Java is a language standard as well as a software package. The Java SE platform consists of various specifications created by Java Specification Requests (JSRs), and managed by the Java Community Process (JCP), which organizations can join by signing the Java Specification Participant Agreement (JSPA). Java innovation was once led in the JCP, but today, development is mostly done via OpenJDK, which is still developed by Oracle.
The JSPA allows members to make and sell official implementations of JSRs, once they have been fully tested for compliance with the specification. There are a few implementations. Oracle provides the OracleJDK, and there are several other providers of official Java SE platforms and JVMs including Azul Platform Prime (Zing JVM) and IBM Semeru (Eclipse OpenJ9 JVM). Each JSR must provide a specification, a reference implementation (RI), and a technology compatibility kit (TCK). In order to certify compliance with the Java specification, one must license the Java SE TCK from Oracle and pass all of its tests. The TCK license agreement has significant obligations, and governs who can use the Java brand to call their implementation an official one.
OpenJDK provides open source implementations of Java SE. Organizations that want to brand an OpenJDK-based implementation as Java can get access to the TCKs for free by signing the OpenJDK Community TCK License Agreement (OCTLA). OpenJDK Is a source-code only community. Building and testing Java runtime binaries from OpenJDK source code requires significant effort, and creates a high technical barrier to entry to the Java ecosystem. The intent of the Adoptium working group at the Eclipse Foundation is to share the burden of building and testing high-quality Java runtimes from OpenJDK source code. Adoptium also makes its build scripts and quality test suite available under the APACHE-2.0 license.

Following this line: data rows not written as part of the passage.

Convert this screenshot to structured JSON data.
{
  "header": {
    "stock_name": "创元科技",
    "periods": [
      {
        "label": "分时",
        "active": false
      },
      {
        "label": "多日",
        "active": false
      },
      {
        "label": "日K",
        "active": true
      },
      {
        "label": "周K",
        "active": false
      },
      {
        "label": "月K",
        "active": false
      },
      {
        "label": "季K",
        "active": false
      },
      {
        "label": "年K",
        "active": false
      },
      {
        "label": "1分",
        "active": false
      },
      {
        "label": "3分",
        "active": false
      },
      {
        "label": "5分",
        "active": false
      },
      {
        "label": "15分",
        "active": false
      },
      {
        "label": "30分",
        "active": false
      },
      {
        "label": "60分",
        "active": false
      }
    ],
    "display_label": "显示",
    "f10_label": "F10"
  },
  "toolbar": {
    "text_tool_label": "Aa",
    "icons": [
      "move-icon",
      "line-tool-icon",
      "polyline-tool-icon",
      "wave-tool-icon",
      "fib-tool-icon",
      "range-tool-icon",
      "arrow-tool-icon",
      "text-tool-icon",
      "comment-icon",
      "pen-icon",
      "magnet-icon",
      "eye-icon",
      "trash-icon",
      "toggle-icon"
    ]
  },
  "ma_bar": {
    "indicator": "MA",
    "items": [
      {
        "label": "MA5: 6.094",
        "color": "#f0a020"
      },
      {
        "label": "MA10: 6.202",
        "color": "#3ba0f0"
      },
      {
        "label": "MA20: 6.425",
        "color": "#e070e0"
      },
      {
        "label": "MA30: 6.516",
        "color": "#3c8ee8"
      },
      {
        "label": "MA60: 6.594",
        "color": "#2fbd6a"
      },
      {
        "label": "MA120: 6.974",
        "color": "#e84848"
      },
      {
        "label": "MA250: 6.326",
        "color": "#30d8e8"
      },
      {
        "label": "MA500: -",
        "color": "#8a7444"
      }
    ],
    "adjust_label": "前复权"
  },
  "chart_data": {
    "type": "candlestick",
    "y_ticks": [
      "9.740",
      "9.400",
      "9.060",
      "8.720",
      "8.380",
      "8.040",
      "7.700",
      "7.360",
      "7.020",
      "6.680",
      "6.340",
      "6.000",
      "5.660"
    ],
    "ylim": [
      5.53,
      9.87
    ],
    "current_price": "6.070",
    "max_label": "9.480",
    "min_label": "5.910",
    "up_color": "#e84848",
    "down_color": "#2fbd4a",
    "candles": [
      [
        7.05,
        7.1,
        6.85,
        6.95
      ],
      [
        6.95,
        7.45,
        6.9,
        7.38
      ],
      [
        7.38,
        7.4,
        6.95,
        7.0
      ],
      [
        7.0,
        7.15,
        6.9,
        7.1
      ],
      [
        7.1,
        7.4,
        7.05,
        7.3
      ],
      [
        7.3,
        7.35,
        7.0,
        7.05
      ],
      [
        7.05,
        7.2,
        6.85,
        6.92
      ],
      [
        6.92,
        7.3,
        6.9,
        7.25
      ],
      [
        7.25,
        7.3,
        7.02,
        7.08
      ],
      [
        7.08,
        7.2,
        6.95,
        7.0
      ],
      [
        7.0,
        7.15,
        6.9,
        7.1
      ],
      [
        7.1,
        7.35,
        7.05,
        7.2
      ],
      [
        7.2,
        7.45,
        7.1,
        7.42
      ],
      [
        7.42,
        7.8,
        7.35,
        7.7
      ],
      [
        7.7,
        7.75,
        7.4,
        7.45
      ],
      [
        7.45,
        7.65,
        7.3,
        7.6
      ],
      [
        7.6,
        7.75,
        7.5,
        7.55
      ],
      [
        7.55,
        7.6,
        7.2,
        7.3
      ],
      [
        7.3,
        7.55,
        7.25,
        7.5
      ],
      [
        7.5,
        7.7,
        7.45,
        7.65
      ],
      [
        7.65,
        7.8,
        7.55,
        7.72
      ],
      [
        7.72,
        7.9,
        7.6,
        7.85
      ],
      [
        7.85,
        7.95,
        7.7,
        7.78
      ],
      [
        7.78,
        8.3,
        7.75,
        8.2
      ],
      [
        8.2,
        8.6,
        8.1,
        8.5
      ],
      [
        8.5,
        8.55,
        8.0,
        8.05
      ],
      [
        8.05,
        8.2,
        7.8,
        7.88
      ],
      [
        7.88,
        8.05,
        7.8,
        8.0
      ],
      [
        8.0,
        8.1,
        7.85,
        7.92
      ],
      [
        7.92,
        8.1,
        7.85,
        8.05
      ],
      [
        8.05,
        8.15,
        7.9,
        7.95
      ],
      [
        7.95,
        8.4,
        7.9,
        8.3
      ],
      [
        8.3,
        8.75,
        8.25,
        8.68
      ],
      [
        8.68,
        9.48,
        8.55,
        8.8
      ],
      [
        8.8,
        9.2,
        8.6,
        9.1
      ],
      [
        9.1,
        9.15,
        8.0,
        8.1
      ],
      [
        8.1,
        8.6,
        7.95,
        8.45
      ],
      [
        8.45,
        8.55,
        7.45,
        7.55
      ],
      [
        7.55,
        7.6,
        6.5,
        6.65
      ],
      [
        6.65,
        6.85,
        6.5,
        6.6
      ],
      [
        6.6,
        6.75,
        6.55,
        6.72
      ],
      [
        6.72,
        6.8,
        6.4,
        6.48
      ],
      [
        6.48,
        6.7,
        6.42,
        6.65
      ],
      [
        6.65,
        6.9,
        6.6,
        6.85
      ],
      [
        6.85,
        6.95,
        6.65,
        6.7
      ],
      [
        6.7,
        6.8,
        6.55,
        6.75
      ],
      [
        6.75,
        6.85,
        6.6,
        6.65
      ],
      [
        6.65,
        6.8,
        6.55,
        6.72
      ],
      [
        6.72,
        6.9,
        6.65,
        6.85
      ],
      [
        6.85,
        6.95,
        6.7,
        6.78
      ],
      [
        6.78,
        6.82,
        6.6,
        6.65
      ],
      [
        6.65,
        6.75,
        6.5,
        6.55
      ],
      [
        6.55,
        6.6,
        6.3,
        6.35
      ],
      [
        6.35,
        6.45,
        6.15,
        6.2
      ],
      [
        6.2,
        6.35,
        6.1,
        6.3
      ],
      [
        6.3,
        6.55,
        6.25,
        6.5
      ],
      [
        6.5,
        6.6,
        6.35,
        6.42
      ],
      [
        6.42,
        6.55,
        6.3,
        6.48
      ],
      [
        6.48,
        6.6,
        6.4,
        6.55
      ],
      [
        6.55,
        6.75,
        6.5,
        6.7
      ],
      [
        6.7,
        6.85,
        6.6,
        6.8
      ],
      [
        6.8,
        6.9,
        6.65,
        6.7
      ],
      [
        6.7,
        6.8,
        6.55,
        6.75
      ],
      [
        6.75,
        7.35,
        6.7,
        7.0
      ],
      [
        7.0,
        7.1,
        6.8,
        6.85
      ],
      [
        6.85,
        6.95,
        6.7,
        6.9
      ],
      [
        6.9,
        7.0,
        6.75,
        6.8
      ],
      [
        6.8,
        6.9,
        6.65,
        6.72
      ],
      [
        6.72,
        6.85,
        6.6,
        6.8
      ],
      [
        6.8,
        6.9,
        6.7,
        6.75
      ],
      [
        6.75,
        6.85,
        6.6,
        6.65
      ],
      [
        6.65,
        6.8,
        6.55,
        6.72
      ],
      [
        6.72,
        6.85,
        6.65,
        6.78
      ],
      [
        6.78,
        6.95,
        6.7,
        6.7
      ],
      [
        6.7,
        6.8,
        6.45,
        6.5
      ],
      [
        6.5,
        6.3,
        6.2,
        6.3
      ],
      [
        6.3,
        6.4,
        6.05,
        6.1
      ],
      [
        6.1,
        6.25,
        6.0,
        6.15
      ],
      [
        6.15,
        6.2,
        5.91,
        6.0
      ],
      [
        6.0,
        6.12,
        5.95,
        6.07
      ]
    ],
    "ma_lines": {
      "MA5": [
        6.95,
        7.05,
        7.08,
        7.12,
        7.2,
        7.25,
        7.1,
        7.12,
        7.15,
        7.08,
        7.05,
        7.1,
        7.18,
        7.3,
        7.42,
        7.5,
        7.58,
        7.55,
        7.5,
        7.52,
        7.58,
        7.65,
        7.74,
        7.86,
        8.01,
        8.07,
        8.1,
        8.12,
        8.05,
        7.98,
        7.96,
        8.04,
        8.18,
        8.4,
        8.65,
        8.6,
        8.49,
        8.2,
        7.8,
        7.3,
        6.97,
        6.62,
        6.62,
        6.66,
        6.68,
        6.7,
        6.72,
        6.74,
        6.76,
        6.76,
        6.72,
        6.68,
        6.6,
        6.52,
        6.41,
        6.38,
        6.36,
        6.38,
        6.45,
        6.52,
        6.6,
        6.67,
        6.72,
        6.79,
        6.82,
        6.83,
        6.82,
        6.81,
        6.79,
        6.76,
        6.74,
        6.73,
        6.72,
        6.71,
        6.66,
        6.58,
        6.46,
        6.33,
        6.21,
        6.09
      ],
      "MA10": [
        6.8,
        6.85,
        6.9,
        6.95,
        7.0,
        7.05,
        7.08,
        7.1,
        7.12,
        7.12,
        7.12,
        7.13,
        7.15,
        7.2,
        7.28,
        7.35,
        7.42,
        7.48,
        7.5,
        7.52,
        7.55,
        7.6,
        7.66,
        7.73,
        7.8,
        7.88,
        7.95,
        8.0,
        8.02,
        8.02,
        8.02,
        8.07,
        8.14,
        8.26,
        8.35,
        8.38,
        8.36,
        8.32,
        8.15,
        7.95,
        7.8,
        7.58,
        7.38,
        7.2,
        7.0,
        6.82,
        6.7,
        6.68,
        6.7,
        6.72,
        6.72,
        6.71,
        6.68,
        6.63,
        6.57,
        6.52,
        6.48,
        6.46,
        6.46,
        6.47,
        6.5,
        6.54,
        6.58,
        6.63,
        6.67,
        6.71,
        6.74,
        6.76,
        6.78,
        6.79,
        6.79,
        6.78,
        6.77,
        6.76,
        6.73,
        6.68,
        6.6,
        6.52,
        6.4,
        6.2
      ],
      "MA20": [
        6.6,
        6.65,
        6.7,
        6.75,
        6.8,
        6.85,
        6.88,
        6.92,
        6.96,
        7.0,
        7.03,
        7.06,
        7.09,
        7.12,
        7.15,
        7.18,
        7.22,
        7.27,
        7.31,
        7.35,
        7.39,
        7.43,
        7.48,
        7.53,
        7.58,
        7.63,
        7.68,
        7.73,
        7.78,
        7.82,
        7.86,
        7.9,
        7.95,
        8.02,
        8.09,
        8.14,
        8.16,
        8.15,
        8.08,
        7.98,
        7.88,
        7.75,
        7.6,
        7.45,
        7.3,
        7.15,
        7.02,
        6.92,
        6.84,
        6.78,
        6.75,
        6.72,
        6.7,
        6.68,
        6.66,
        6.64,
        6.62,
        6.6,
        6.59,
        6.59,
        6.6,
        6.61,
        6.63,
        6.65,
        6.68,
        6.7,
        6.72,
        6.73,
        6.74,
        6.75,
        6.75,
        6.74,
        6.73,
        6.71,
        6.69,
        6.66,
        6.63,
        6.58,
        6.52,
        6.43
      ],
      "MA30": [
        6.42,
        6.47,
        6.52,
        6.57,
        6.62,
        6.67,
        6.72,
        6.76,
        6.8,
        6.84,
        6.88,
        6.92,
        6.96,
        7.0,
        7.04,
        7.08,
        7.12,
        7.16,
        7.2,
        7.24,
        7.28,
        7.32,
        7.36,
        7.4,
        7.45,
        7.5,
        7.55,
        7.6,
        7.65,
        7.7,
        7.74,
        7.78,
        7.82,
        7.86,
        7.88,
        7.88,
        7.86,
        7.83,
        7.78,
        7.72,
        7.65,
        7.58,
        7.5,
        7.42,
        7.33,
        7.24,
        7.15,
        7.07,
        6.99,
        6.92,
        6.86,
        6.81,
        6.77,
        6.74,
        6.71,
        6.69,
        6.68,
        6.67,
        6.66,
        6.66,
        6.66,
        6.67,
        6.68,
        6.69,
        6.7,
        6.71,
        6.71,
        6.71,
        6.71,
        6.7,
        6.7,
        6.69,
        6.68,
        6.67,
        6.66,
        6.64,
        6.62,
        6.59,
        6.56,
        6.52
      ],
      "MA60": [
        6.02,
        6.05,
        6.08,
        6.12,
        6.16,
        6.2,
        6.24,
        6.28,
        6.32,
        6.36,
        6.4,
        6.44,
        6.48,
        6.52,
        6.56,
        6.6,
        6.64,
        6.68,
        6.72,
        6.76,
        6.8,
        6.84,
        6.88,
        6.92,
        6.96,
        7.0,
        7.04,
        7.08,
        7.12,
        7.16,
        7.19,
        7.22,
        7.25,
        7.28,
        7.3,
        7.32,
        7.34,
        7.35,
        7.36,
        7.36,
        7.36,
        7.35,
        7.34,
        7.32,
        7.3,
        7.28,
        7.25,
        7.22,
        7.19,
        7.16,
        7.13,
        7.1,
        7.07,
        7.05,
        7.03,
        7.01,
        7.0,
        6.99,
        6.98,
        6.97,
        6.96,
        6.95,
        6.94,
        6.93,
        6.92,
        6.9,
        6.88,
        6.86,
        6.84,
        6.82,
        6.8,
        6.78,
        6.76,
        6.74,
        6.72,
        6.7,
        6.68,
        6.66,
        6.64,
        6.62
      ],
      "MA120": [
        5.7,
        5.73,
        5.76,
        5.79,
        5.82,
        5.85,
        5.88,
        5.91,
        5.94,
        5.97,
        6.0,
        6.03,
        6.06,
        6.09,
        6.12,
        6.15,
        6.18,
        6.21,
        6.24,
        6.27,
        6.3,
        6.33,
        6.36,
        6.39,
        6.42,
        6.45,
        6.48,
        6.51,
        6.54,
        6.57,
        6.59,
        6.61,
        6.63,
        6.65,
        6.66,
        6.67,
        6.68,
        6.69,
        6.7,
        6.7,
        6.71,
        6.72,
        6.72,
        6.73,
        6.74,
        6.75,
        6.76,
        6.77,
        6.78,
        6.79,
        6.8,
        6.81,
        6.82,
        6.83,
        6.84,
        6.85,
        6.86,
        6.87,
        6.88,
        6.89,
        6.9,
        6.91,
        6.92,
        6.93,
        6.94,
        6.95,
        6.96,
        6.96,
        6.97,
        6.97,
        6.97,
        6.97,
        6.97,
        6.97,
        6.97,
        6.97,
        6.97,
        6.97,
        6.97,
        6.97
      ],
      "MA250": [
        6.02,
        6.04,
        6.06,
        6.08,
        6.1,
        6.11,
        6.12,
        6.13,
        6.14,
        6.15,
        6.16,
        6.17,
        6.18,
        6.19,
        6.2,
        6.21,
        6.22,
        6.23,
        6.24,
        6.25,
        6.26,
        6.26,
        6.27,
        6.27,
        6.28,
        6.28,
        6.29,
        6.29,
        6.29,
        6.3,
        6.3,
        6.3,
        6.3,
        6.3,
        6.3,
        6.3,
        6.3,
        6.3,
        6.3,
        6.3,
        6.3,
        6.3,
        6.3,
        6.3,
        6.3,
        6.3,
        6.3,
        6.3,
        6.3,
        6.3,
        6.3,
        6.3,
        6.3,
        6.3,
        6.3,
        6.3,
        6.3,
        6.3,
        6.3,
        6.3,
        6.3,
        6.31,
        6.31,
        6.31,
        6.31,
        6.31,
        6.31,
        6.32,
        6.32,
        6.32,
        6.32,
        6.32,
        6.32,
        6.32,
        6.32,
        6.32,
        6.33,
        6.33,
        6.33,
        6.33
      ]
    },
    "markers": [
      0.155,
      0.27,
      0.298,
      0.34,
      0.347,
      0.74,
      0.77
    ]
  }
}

- JVM–Java Virtual Machine, the software that runs on a specific platform and allows that platform to execute Java programs.
- Java SE (Standard Edition)–this is what most people refer to as Java.
- OpenJDK–the open source code for Java SE.
- OracleJDK–Oracle’s freeware and commercial licensed version of Java SE.
- TCK–Oracle’s compatibility test kit for Java SE.
- Java Community Process–the process by which companies participate in the setting of Java standards.
- Jakarta EE–specifications extending Java SE with enterprise features such as distributed computing and web services.
- OTN License–a license for OracleJDK that grants limited rights.
- Temurin–the Eclipse Foundation’s JavaSE project, distributed by Azul.